Small interfering RNAs. The 25-nucleotide small interfering RNA (siRNA) duplexes used in this study were purchased from Invitrogen and have the following sequences: ATG6, CAGUUUGGCACAAUCAAUAACUUCA; ATG7, CAGAAGGAGUCACAGCUCUUCCUUA. Cells were transfected with siRNA oligonucleotides using LipofectAMINE 2000 (Invitrogen) according to the manufacturer's recommendations.

Measurement of mitochondrial membrane potential. Selenite-treated cells were stained with 1 µg/mL Rh-123 for 15 min, and samples were observed under a fluorescence microscope equipped with Zeiss filter set #10 (excitation band pass, 450–490 nm; emission band pass, 515–565 nm).

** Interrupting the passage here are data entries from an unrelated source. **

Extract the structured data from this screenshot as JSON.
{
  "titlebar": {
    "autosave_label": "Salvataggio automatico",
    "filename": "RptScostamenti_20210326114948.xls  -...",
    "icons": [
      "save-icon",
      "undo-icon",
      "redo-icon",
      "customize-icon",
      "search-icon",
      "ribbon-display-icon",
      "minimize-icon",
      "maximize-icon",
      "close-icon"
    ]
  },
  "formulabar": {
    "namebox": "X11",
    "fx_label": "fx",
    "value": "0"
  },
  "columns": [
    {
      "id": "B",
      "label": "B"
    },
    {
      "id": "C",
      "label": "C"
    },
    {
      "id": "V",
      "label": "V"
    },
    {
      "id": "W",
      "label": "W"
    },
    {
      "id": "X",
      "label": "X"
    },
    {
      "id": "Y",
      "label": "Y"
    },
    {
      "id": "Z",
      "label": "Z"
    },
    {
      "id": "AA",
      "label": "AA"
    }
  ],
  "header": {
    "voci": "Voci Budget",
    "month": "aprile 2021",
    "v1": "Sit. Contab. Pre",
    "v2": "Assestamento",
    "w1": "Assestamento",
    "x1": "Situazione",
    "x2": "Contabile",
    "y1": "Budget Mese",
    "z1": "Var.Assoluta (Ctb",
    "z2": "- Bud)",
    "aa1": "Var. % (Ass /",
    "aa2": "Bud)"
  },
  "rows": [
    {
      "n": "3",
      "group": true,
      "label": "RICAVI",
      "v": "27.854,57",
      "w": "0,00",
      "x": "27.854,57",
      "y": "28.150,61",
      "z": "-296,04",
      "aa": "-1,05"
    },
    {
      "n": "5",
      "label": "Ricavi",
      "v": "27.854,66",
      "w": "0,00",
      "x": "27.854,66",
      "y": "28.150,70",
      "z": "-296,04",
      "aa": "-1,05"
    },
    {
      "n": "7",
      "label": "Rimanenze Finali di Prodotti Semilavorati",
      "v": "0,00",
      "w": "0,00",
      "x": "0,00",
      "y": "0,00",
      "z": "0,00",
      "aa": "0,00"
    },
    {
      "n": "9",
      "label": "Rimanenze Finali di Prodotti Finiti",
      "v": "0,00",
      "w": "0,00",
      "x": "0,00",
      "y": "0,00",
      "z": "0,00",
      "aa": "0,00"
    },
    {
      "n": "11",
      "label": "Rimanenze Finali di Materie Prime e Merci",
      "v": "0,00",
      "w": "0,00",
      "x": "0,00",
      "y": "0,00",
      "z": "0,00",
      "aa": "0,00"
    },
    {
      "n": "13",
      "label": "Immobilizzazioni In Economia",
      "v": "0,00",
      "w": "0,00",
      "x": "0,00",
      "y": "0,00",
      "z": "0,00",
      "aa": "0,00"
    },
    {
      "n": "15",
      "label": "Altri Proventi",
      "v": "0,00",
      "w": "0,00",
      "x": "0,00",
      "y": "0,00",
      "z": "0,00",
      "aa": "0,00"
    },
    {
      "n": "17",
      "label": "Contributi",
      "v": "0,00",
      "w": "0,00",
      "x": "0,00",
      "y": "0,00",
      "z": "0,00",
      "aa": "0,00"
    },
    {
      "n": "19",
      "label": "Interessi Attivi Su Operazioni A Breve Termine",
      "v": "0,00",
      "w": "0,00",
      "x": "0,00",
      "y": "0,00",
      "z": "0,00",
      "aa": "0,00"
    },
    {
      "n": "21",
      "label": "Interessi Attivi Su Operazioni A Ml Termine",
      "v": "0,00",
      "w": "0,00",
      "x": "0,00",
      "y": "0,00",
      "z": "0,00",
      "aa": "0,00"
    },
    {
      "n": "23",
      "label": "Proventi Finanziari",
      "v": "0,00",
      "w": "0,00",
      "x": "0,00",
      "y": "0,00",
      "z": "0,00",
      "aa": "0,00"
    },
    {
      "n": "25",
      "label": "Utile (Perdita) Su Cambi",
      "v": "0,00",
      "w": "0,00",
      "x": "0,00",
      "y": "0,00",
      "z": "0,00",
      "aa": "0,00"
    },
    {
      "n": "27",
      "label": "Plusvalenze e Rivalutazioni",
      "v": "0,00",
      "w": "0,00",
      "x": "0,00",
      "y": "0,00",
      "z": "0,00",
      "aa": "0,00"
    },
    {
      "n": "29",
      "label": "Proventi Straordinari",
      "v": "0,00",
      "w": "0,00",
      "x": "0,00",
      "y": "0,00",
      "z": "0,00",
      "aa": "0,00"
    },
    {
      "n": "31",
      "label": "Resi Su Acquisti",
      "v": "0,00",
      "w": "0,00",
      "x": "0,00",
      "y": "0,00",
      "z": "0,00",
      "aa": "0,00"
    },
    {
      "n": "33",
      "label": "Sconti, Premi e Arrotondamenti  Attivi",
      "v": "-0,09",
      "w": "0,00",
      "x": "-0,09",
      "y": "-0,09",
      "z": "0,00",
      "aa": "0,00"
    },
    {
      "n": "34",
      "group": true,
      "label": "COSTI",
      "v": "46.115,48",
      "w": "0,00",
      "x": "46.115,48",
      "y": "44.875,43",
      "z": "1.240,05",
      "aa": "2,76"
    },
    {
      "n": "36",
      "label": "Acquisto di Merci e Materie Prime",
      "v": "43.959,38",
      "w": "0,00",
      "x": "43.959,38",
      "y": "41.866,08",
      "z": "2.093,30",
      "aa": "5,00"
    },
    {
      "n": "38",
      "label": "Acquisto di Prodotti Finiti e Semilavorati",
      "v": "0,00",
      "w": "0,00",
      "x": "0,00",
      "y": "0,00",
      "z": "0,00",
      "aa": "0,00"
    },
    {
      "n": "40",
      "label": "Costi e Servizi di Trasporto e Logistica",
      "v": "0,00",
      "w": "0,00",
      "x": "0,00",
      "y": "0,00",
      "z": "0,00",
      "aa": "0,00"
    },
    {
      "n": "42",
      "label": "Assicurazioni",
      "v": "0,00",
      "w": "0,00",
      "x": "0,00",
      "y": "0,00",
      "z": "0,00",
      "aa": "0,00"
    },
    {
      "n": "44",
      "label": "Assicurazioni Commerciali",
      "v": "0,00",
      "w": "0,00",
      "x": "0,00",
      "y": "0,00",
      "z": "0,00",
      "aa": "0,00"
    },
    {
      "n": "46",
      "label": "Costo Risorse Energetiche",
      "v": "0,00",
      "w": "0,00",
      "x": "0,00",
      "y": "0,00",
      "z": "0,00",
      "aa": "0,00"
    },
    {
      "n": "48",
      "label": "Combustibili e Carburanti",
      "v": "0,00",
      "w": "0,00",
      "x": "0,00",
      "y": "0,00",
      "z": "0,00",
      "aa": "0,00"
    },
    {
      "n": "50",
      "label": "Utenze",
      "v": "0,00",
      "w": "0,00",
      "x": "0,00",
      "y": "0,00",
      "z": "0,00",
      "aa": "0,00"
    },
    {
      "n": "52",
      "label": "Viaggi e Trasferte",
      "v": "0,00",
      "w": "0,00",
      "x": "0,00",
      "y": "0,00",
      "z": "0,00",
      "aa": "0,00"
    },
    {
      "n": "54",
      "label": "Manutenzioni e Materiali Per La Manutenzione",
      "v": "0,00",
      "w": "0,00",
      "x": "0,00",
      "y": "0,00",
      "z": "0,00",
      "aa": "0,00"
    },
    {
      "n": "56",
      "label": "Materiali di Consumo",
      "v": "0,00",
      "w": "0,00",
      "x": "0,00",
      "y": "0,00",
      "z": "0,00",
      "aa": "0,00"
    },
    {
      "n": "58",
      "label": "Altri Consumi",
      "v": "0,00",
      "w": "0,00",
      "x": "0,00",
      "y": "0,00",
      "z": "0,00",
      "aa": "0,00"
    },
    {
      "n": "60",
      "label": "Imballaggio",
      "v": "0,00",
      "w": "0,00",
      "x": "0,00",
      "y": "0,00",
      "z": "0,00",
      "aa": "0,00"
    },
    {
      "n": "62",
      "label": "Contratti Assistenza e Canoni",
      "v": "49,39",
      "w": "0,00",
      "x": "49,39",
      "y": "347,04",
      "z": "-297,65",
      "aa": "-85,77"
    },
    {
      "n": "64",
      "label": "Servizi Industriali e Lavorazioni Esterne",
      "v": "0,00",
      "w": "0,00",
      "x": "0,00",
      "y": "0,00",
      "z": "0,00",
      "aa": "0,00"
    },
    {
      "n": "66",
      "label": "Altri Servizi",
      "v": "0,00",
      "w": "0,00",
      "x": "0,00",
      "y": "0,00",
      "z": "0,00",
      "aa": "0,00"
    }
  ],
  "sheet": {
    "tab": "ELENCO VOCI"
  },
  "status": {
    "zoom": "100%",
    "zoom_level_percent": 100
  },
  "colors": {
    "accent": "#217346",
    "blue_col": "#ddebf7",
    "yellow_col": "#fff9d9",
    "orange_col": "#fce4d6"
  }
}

Transmission electron microscopy. Cells were prefixed in Karnovsky's solution [1% paraformaldehyde, 2% glutaraldehyde, 2 mmol/L calcium chloride, 0.1 mol/L cacodylate buffer (pH 7.4)] for 2 h and washed with cacodylate buffer. Postfixing was carried out in 1% osmium tetroxide and 1.5% potassium ferrocyanide for 1 h. After dehydration with 50% to 100% alcohol, the cells were embedded in Poly/Bed 812 resin (Pelco) and polymerized and observed under electron microscope (EM 902A, Zeiss).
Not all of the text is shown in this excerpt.